An Evaluation of Visual Prompts for Adaptation of Large-Scale Vision Models
This paper explores the concept of visual prompting as a potential method for adapting large-scale models, particularly in the domain of vision, analogous to how prompting has been employed in NLP. In the NLP framework, large pre-trained LLMs are adapted to new tasks by converting downstream datasets into the format used during pre-training, thereby modifying the data space without altering the model parameters. This research aims to explore whether similar prompts can be applied in the visual domain to pre-trained models in order to perform new visual tasks.
The authors build on techniques such as prompt tuning and adversarial reprogramming, where input perturbations—labelled here as "visual prompts"—are learned so that a frozen model, when prompted, performs a new task. The visual prompting strategy involves creating a single, task-specific image perturbation administered to inputs, with model parameters remaining unchanged. This allows the model to be adapted to new tasks without the necessity of fine-tuning hidden layers or adjusting network weights.
A significant portion of the paper focused on CLIP (Contrastive Language–Image Pretraining), a vision-LLM by OpenAI, demonstrating that visual prompts can achieve performance competitive with traditional adaptation methods such as the linear probe. Using CLIP, the paper shows that visual prompting achieves competitive accuracy across several datasets when compared to the linear probe standard. Notably, the approach was robust against distribution shifts, showing promise in domains where training and testing data come from different sources—a common real-world scenario which poses challenges for conventional fine-tuning approaches.

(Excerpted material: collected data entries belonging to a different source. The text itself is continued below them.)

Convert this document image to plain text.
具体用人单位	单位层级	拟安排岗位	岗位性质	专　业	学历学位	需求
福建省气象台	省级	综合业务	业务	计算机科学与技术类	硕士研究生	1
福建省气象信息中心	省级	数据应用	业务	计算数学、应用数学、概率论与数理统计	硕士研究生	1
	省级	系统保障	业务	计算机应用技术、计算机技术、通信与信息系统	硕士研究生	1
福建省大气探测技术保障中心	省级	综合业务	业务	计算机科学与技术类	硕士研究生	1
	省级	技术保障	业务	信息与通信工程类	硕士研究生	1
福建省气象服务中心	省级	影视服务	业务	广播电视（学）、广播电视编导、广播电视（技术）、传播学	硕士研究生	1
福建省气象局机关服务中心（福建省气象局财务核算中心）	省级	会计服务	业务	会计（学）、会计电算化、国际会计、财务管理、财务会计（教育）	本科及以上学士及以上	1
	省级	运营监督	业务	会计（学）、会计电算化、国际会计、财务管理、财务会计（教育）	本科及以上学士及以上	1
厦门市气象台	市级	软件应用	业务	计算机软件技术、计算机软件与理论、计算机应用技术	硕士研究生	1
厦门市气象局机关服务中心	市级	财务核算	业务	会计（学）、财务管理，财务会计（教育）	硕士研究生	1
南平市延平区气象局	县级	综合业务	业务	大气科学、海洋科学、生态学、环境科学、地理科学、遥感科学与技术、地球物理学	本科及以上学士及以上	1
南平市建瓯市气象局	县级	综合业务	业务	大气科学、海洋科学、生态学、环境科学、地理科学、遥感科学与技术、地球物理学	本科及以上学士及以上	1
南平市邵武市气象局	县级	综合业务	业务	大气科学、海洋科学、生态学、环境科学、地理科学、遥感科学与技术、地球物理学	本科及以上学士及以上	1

Key findings include that CLIP demonstrated superior adaptability to visual prompts over other vision models tested, such as ResNeXt, Big Transfer (BiT), and traditional ResNet architectures. Furthermore, visual prompts help bridge the distribution gap from pre-trained datasets like ImageNet to more diverse downstream datasets by modifying the input space. Comprehensive experiments showed mixed results across different datasets, offering meaningful insights into which dataset properties affect the performance of visual prompting.

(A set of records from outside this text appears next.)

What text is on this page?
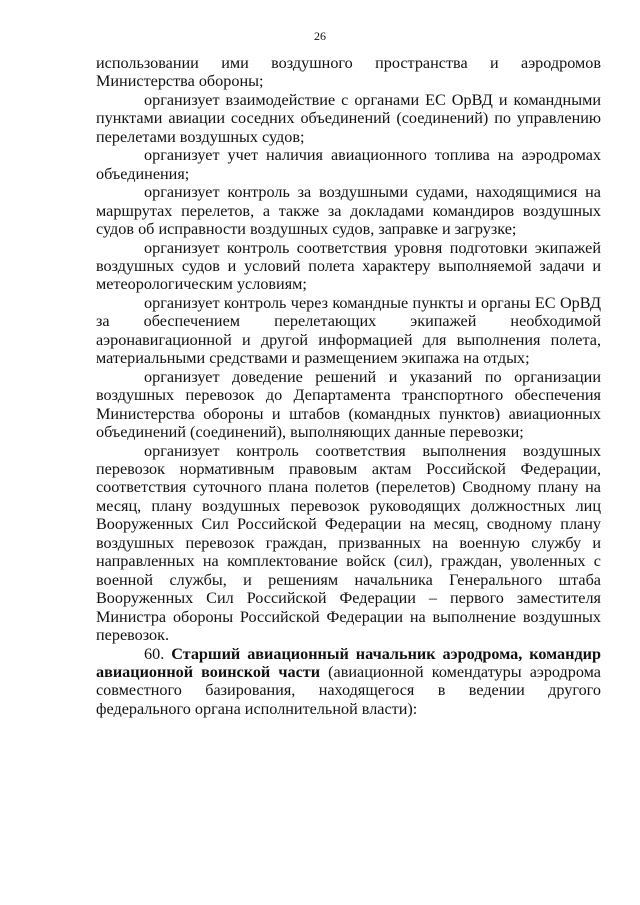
26

использовании ими воздушного пространства и аэродромов Министерства обороны;

организует взаимодействие с органами ЕС ОрВД и командными пунктами авиации соседних объединений (соединений) по управлению перелетами воздушных судов;

организует учет наличия авиационного топлива на аэродромах объединения;

организует контроль за воздушными судами, находящимися на маршрутах перелетов, а также за докладами командиров воздушных судов об исправности воздушных судов, заправке и загрузке;

организует контроль соответствия уровня подготовки экипажей воздушных судов и условий полета характеру выполняемой задачи и метеорологическим условиям;

организует контроль через командные пункты и органы ЕС ОрВД за обеспечением перелетающих экипажей необходимой аэронавигационной и другой информацией для выполнения полета, материальными средствами и размещением экипажа на отдых;

организует доведение решений и указаний по организации воздушных перевозок до Департамента транспортного обеспечения Министерства обороны и штабов (командных пунктов) авиационных объединений (соединений), выполняющих данные перевозки;

организует контроль соответствия выполнения воздушных перевозок нормативным правовым актам Российской Федерации, соответствия суточного плана полетов (перелетов) Сводному плану на месяц, плану воздушных перевозок руководящих должностных лиц Вооруженных Сил Российской Федерации на месяц, сводному плану воздушных перевозок граждан, призванных на военную службу и направленных на комплектование войск (сил), граждан, уволенных с военной службы, и решениям начальника Генерального штаба Вооруженных Сил Российской Федерации – первого заместителя Министра обороны Российской Федерации на выполнение воздушных перевозок.

60. Старший авиационный начальник аэродрома, командир авиационной воинской части (авиационной комендатуры аэродрома совместного базирования, находящегося в ведении другого федерального органа исполнительной власти):
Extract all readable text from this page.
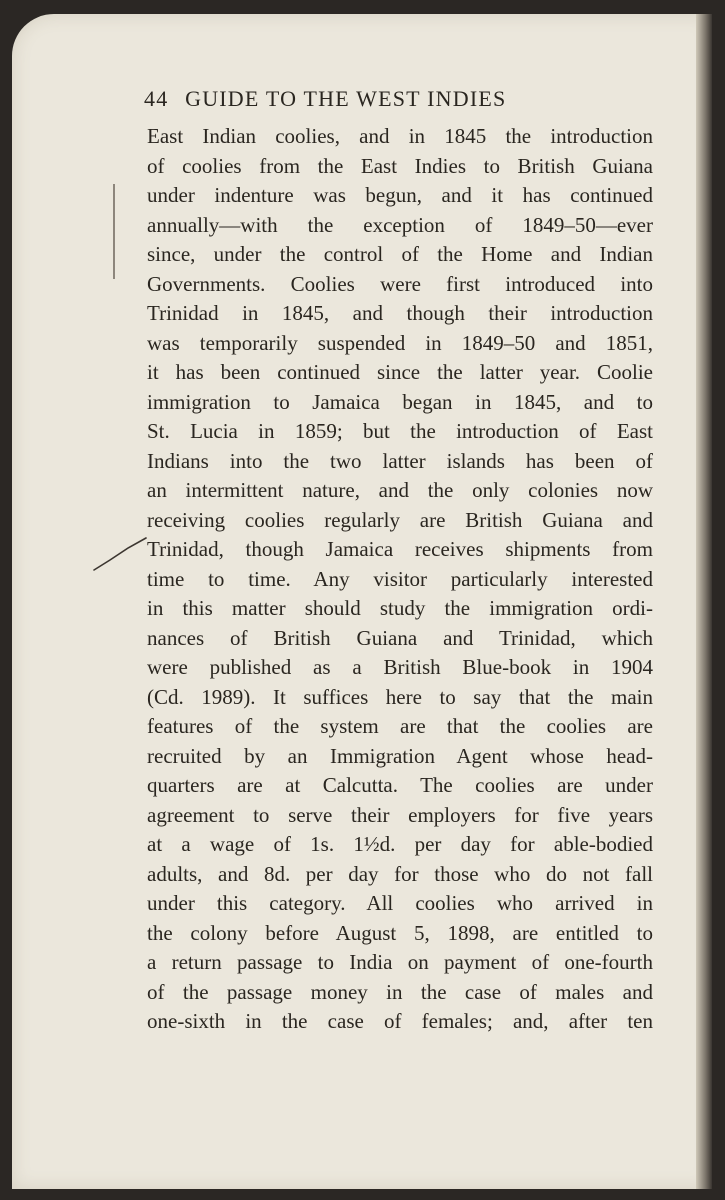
44 GUIDE TO THE WEST INDIES
East Indian coolies, and in 1845 the introduction
of coolies from the East Indies to British Guiana
under indenture was begun, and it has continued
annually—with the exception of 1849–50—ever
since, under the control of the Home and Indian
Governments. Coolies were first introduced into
Trinidad in 1845, and though their introduction
was temporarily suspended in 1849–50 and 1851,
it has been continued since the latter year. Coolie
immigration to Jamaica began in 1845, and to
St. Lucia in 1859; but the introduction of East
Indians into the two latter islands has been of
an intermittent nature, and the only colonies now
receiving coolies regularly are British Guiana and
Trinidad, though Jamaica receives shipments from
time to time. Any visitor particularly interested
in this matter should study the immigration ordi-
nances of British Guiana and Trinidad, which
were published as a British Blue-book in 1904
(Cd. 1989). It suffices here to say that the main
features of the system are that the coolies are
recruited by an Immigration Agent whose head-
quarters are at Calcutta. The coolies are under
agreement to serve their employers for five years
at a wage of 1s. 1½d. per day for able-bodied
adults, and 8d. per day for those who do not fall
under this category. All coolies who arrived in
the colony before August 5, 1898, are entitled to
a return passage to India on payment of one-fourth
of the passage money in the case of males and
one-sixth in the case of females; and, after ten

The authors highlight that while this paper predominantly focuses on universal, input-agnostic prompts, future explorations could consider input-conditional prompting to possibly enhance performance further, particularly for datasets with high perceptual diversity. Various design choices in prompt implementation—such as pixel size, location, and padding—have an influential effect on performance, with certain configurations decreasing performance as the number of prompt parameters increased. For CLIP, even simplistic prompt designs, such as modifying a single pixel, demonstrated improved classification accuracy, thus revealing interesting dynamics between prompt dimensionality and task adaptation.
A principal conclusion drawn is that visual prompting serves as a resource-efficient and practical adaptation strategy, particularly where task-specific feature customization is necessary, and access to adjust model internals like weights is restricted. From a theoretical standpoint, this research presents visual prompting as a compelling perspective for exploring alternative large-scale model adaptations within computer vision, expanding the flexibility of deployment across diverse applications without incurring the high computational over-head typically associated with fine-tuning.
The authors speculate future directions based on the promising results observed, suggesting applications for visual prompting that could go beyond image classification tasks, potentially influencing other domains of vision tasks by steering pre-trained models using input-space modifications. These developments could offer enhanced control and adaptability to end-users without requiring access to the architectural internals of the deployed model, aligning with trends towards model efficacy and accessibility.